The neglected role of phytoplankton adaptation in marine ecosystem models — Implications for climate projections and future perspectives

Abstract

Marine ecosystems perform functions that are vital to global climate and human life, including the long-term storage of atmospheric carbon and food production. Despite their small size, phytoplankton are key players in marine ecosystem functioning, not only as primary producers, but also as a crucial component of biogeochemical cycles and climate-relevant feedback loops. Global warming, however, leads to a rapid reorganization of phytoplankton communities, with severe consequences for ecosystem functioning. To reliably assess future changes in ecosystem functioning, we need robust approaches.

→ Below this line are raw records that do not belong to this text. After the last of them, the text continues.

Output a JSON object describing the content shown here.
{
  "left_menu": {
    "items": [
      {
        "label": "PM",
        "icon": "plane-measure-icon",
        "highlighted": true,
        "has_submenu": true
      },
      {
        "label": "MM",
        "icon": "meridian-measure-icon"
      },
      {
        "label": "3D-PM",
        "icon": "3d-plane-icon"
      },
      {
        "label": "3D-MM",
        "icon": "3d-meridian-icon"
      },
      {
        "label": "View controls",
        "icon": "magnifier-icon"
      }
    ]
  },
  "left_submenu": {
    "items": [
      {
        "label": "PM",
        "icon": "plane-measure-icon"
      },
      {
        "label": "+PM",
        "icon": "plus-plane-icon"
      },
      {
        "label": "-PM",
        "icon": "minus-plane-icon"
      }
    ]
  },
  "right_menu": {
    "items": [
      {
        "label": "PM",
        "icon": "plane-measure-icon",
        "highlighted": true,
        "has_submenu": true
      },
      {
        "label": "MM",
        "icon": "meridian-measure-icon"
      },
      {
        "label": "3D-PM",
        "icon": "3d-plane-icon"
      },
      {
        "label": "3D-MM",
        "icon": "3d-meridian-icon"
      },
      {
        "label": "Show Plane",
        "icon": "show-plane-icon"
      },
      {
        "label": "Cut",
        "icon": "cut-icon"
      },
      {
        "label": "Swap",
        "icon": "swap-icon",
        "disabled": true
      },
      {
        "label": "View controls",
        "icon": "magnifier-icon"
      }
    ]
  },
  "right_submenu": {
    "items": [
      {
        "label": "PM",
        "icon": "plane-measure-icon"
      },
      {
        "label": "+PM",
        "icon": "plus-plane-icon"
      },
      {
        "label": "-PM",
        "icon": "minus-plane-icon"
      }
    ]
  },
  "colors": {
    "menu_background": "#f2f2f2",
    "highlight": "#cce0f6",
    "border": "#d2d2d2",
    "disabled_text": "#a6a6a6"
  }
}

While sedimentary records and marine monitoring data provide information on the past to present state of an ecosystem, albeit on different temporal scales, laboratory and mesocosm experiments allow to study marine organisms and communities under future levels of warming. Still, experiments can neither replicate the complexity of real ecosystems nor provide realistic rates of environmental change. Ecosystem models can fill this gap and are therefore a very well-suited tool for estimating future species- to ecosystem-level changes. However, while ecosystem models are increasingly being used to assess future changes in ecosystem functions such as net primary production and carbon export, their projections are inconsistent and differ not only in magnitude but also in direction. Since model projections represent a valuable resource for political decision-making, improving their informative value is crucial.

This thesis aims to help improve model projections of future ecosystem change by addressing two major uncertainties in current ecosystem models. First, most ecosystem models ignore the high adaptive potential of phytoplankton, which can be relevant on perennial time scales. We show that phytoplankton adaptation can significantly change simulated phytoplankton and ecosystem dynamics under both present-day and future climate conditions. Second, most ecosystem models are developed for ecosystems in their current state, so that they may no longer be applicable when ecosystem structure has changed in the future. We present a conceptual framework that makes use of data from sediment archives to develop evolutionary ecosystem models that are equally applicable to the past, the present, and, by implication, the future. This work not only emphasizes the need to revise current ecosystem models, especially those relevant for political decisions, but also provides approaches for solutions.